Anche nel caso del conflitto dell’ex Jugoslavia Giovanni Paolo II cercò di fare quanto poteva per fermarlo. La guerra del Kosovo era iniziata il 24 marzo 1999 con i bombardamenti NATO. Il 1° aprile il papa inviò a Belgrado il suo «ministro degli esteri», l’arcivescovo Jean-Louis Tauran, latore di un messaggio personale a Milosevic, con la richiesta della cessazione immediata delle operazioni di pulizia etnica nel Kosovo. Nel messaggio si proponeva anche, con l’accordo della NATO, una tregua per la Pasqua ortodossa. Quattro giorni dopo in effetti la tregua venne dichiarata, ma poi la guerra riprese con immutata violenza.

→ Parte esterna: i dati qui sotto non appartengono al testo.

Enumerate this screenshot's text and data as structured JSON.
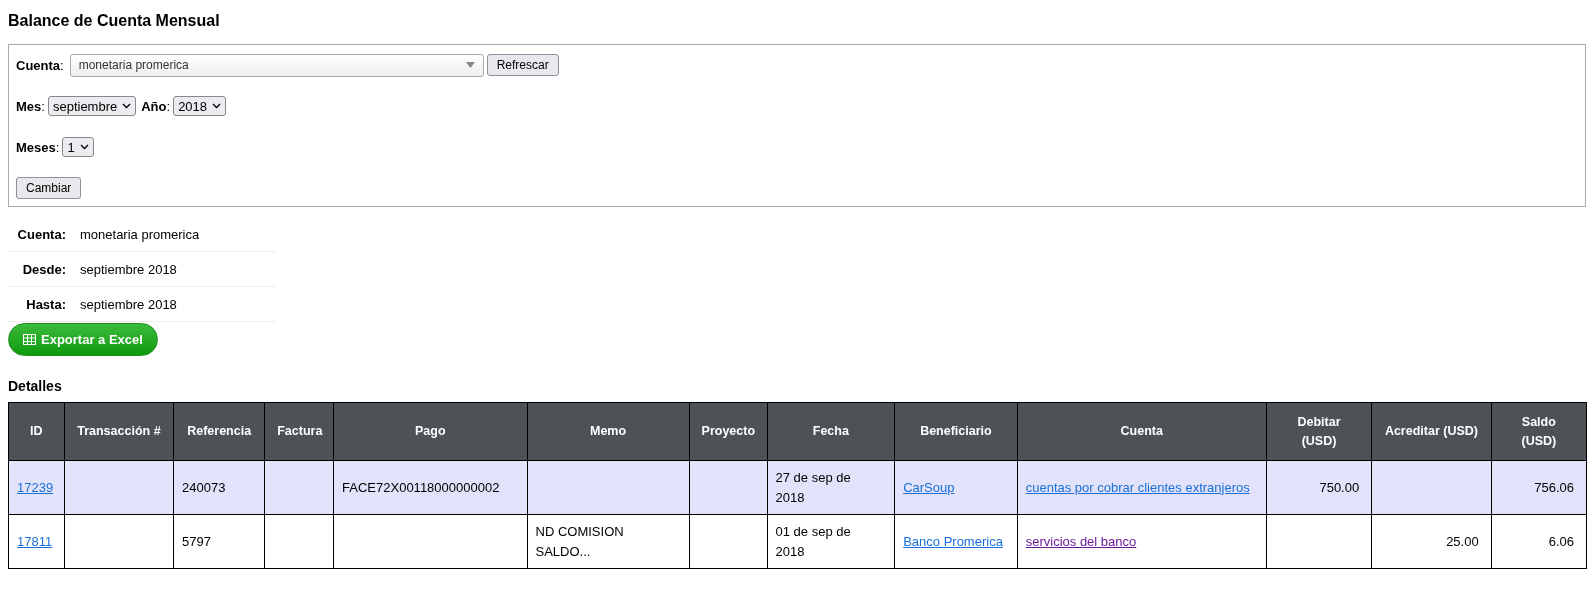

Una terza iniziativa il pontefice l’ha messa in atto in occasione della seconda guerra del Golfo. Quando ormai era tutto pronto per l’offensiva, il 5 marzo 2003, egli inviò il cardinale Pio Laghi a incontrare il presidente George W. Bush jr per chiedergli di rinunziare all’imminente azione militare. Il card. Laghi disse a Bush che, se gli Stati Uniti avessero scatenato la guerra, sarebbero successe tre cose. Primo, il conflitto avrebbe causato un gran numero di vittime. Secondo, esso avrebbe condotto a una guerra civile. E, terzo, gli Stati Uniti sarebbero sì stati in grado di entrare in guerra, ma avrebbero avuto molta difficoltà ad uscirne. Si trattava di una diagnosi profetica, ma Bush fu irremovibile nella sua decisione che, disse, «era convinto che fosse la volontà di Dio».

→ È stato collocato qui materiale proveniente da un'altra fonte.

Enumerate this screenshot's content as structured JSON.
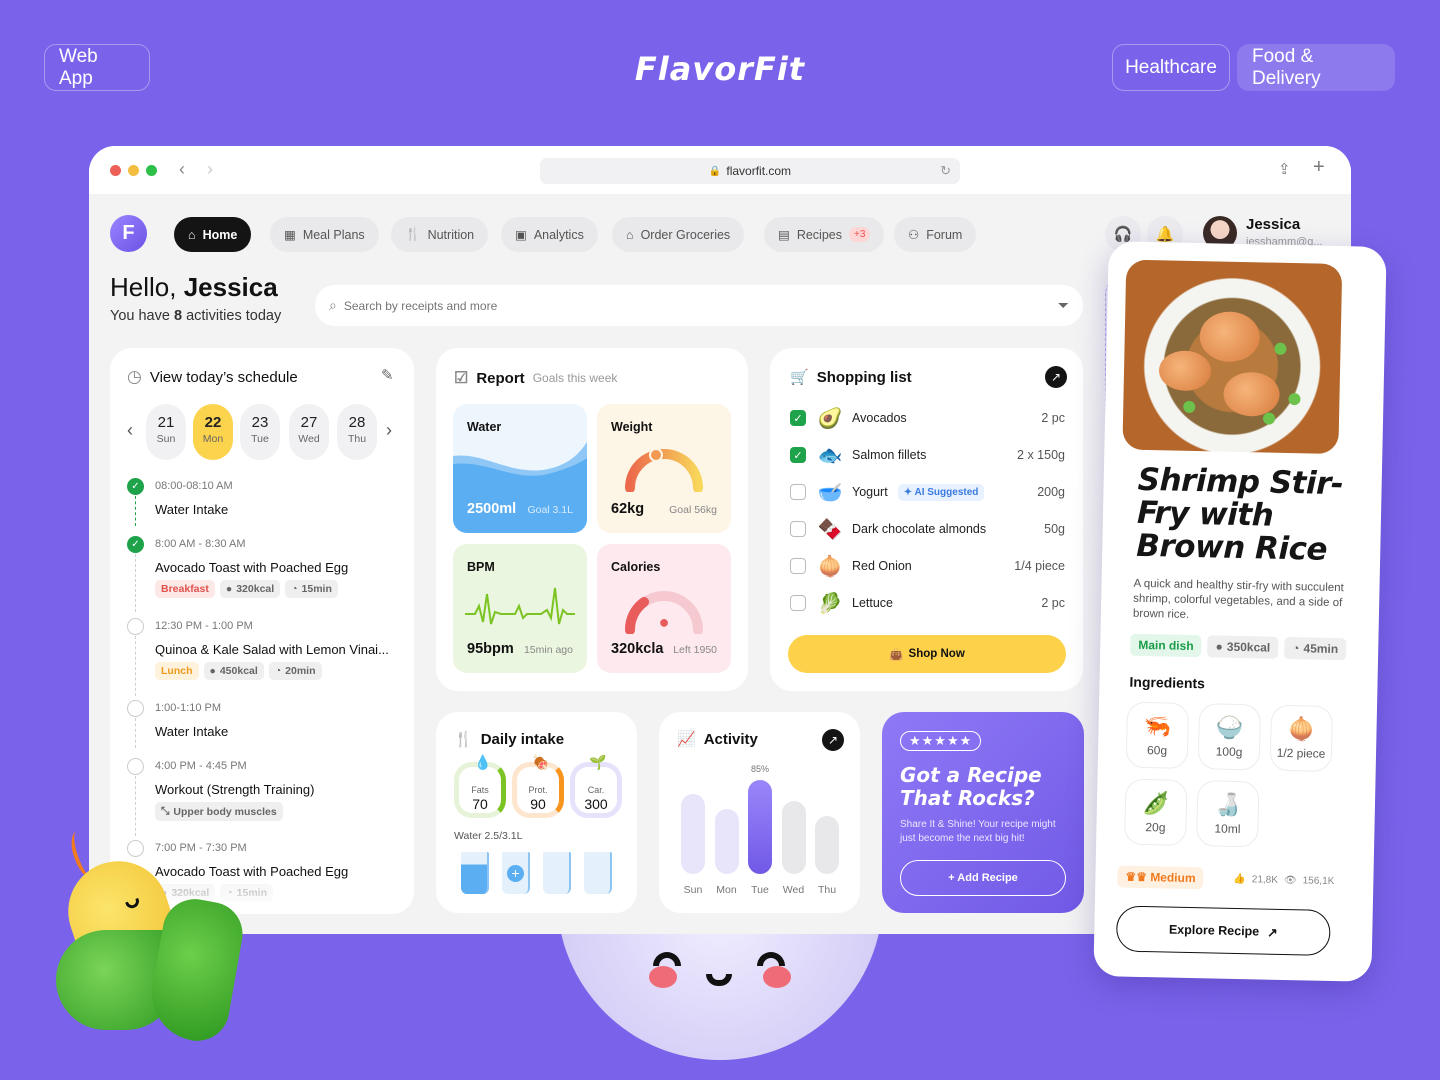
{
  "page": {
    "left_pill": "Web App",
    "brand": "FlavorFit",
    "right_pills": [
      "Healthcare",
      "Food & Delivery"
    ]
  },
  "browser": {
    "url": "flavorfit.com"
  },
  "nav": {
    "logo_letter": "F",
    "items": [
      {
        "label": "Home",
        "icon": "home-icon",
        "active": true
      },
      {
        "label": "Meal Plans",
        "icon": "calendar-icon"
      },
      {
        "label": "Nutrition",
        "icon": "fork-knife-icon"
      },
      {
        "label": "Analytics",
        "icon": "presentation-chart-icon"
      },
      {
        "label": "Order Groceries",
        "icon": "store-icon"
      },
      {
        "label": "Recipes",
        "icon": "book-icon",
        "badge": "+3"
      },
      {
        "label": "Forum",
        "icon": "users-icon"
      }
    ],
    "user": {
      "name": "Jessica",
      "email": "jesshamm@g..."
    }
  },
  "greeting": {
    "hello": "Hello,",
    "name": "Jessica",
    "sub_prefix": "You have",
    "count": "8",
    "sub_suffix": "activities today"
  },
  "search": {
    "placeholder": "Search by receipts and more"
  },
  "schedule": {
    "title": "View today’s schedule",
    "days": [
      {
        "num": "21",
        "day": "Sun"
      },
      {
        "num": "22",
        "day": "Mon",
        "selected": true
      },
      {
        "num": "23",
        "day": "Tue"
      },
      {
        "num": "27",
        "day": "Wed"
      },
      {
        "num": "28",
        "day": "Thu"
      }
    ],
    "items": [
      {
        "time": "08:00-08:10 AM",
        "title": "Water Intake",
        "done": true,
        "tags": []
      },
      {
        "time": "8:00 AM - 8:30 AM",
        "title": "Avocado Toast with Poached Egg",
        "done": true,
        "tags": [
          "Breakfast",
          "320kcal",
          "15min"
        ]
      },
      {
        "time": "12:30 PM - 1:00 PM",
        "title": "Quinoa & Kale Salad with Lemon Vinai...",
        "done": false,
        "tags": [
          "Lunch",
          "450kcal",
          "20min"
        ]
      },
      {
        "time": "1:00-1:10 PM",
        "title": "Water Intake",
        "done": false,
        "tags": []
      },
      {
        "time": "4:00 PM - 4:45 PM",
        "title": "Workout (Strength Training)",
        "done": false,
        "tags": [
          "Upper body muscles"
        ]
      },
      {
        "time": "7:00 PM - 7:30 PM",
        "title": "Avocado Toast with Poached Egg",
        "done": false,
        "tags": [
          "320kcal",
          "15min"
        ]
      }
    ]
  },
  "report": {
    "title": "Report",
    "subtitle": "Goals this week",
    "water": {
      "label": "Water",
      "value": "2500ml",
      "goal": "Goal 3.1L"
    },
    "weight": {
      "label": "Weight",
      "value": "62kg",
      "goal": "Goal 56kg"
    },
    "bpm": {
      "label": "BPM",
      "value": "95bpm",
      "when": "15min ago"
    },
    "calories": {
      "label": "Calories",
      "value": "320kcla",
      "left": "Left 1950"
    }
  },
  "shopping": {
    "title": "Shopping list",
    "items": [
      {
        "name": "Avocados",
        "qty": "2 pc",
        "checked": true,
        "emoji": "🥑"
      },
      {
        "name": "Salmon fillets",
        "qty": "2 x 150g",
        "checked": true,
        "emoji": "🐟"
      },
      {
        "name": "Yogurt",
        "qty": "200g",
        "checked": false,
        "emoji": "🥣",
        "ai": "AI Suggested"
      },
      {
        "name": "Dark chocolate almonds",
        "qty": "50g",
        "checked": false,
        "emoji": "🍫"
      },
      {
        "name": "Red Onion",
        "qty": "1/4 piece",
        "checked": false,
        "emoji": "🧅"
      },
      {
        "name": "Lettuce",
        "qty": "2 pc",
        "checked": false,
        "emoji": "🥬"
      }
    ],
    "button": "Shop Now"
  },
  "intake": {
    "title": "Daily intake",
    "macros": [
      {
        "label": "Fats",
        "value": "70"
      },
      {
        "label": "Prot.",
        "value": "90"
      },
      {
        "label": "Car.",
        "value": "300"
      }
    ],
    "water_label": "Water 2.5/3.1L"
  },
  "activity": {
    "title": "Activity",
    "highlight_label": "85%",
    "days": [
      "Sun",
      "Mon",
      "Tue",
      "Wed",
      "Thu"
    ],
    "values": [
      0.73,
      0.59,
      0.85,
      0.66,
      0.53
    ]
  },
  "promo": {
    "rating": "★★★★★",
    "title": "Got a Recipe That Rocks?",
    "text": "Share It & Shine! Your recipe might just become the next big hit!",
    "button": "+ Add Recipe"
  },
  "recipe": {
    "title": "Shrimp Stir-Fry with Brown Rice",
    "description": "A quick and healthy stir-fry with succulent shrimp, colorful vegetables, and a side of brown rice.",
    "category": "Main dish",
    "kcal": "350kcal",
    "time": "45min",
    "ingredients_title": "Ingredients",
    "ingredients": [
      {
        "emoji": "🦐",
        "qty": "60g"
      },
      {
        "emoji": "🍚",
        "qty": "100g"
      },
      {
        "emoji": "🧅",
        "qty": "1/2 piece"
      },
      {
        "emoji": "🫛",
        "qty": "20g"
      },
      {
        "emoji": "🍶",
        "qty": "10ml"
      }
    ],
    "difficulty": "Medium",
    "likes": "21,8K",
    "views": "156,1K",
    "button": "Explore Recipe"
  }
}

La solitudine di Francesco e quella di Gesù
Anche ora c’è chi è certo che la guerra sia l’unico modo di fare la volontà di Dio. È il caso del patriarca di Mosca Kirill, che, fin dall’inizio, ha giustificato l’invasione russa dell’Ucraina come una battaglia di civiltà contro la corruzione dei valori da parte dell’Occidente, facendo riferimento in particolare al problema dell’omosessualità, e successivamente ha definito il conflitto scatenato da Putin un esempio di legittima difesa: «Siamo un Paese che ama la pace e non abbiamo alcun desiderio di guerra», ha detto durante la liturgia celebrata nella Cattedrale Patriarcale con le forze armate, «ma amiamo la nostra Patria e saremo pronti a difenderla nel modo in cui solo i russi possono difendere il loro Paese».

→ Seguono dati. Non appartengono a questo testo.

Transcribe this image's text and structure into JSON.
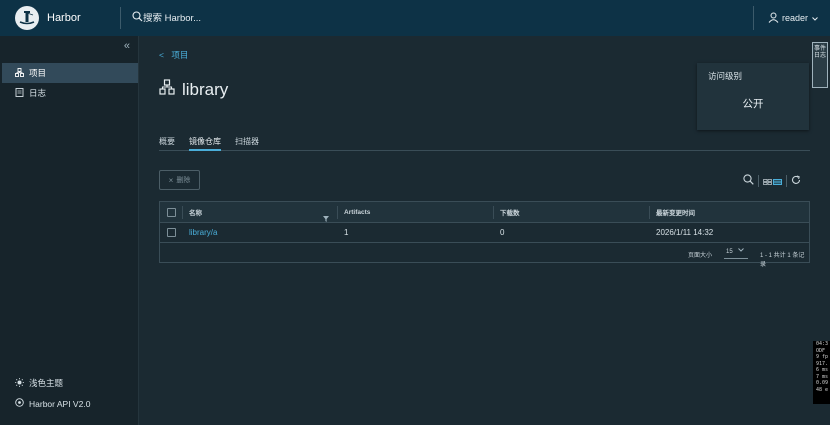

In realtà anche i due grandi protagonisti del confronto militare – sia pure a distanza – sembrano sicuri di non rinnegare la propria dichiarata fede cristiana. Non sembra avere dubbi Putin, che pure si professa esplicitamente credente, mentre le sue truppe distruggono e massacrano indiscriminatamente. Né sembra averne il cattolico Biden, che non perde occasione per alimentare il conflitto con le sue dichiarazioni estreme e con una escalation nella fornitura di armi sempre più aggressive agli ucraini.
Papa Francesco è rimasto pateticamente solo, con il suo grido contro la guerra. Come è rimasto solo Gesù, proclamato «re dei Giudei», ma nella burla crudele dei suoi aguzzini, nelle ipocrite parole di Pilato e nella scritta da questi fatta appendere sulla croce.
Se il cristianesimo è fallito, il suo fallimento cominciò in un giorno lontano di circa duemila anni fa. Eppure, proprio nella sua sconfitta, questo messia deriso e umiliato ha potuto costituire nei secoli una testimonianza, per credenti e non credenti, che non solo Dio, ma anche l’umano che è in noi, può sopravvivere alle peggiori violenze. E che la inerme forza dell’amore, alla fine, può continuare a dare senso alla nostra travagliata storia, anche quando sembra che il non-senso abbia prevalso. La settimana santa e la Pasqua sono la memoria di questo.
- Dal sito della pastorale della cultura dell’Arcidiocesi di Palermo (www.tuttavia.org), 14 aprile 2022.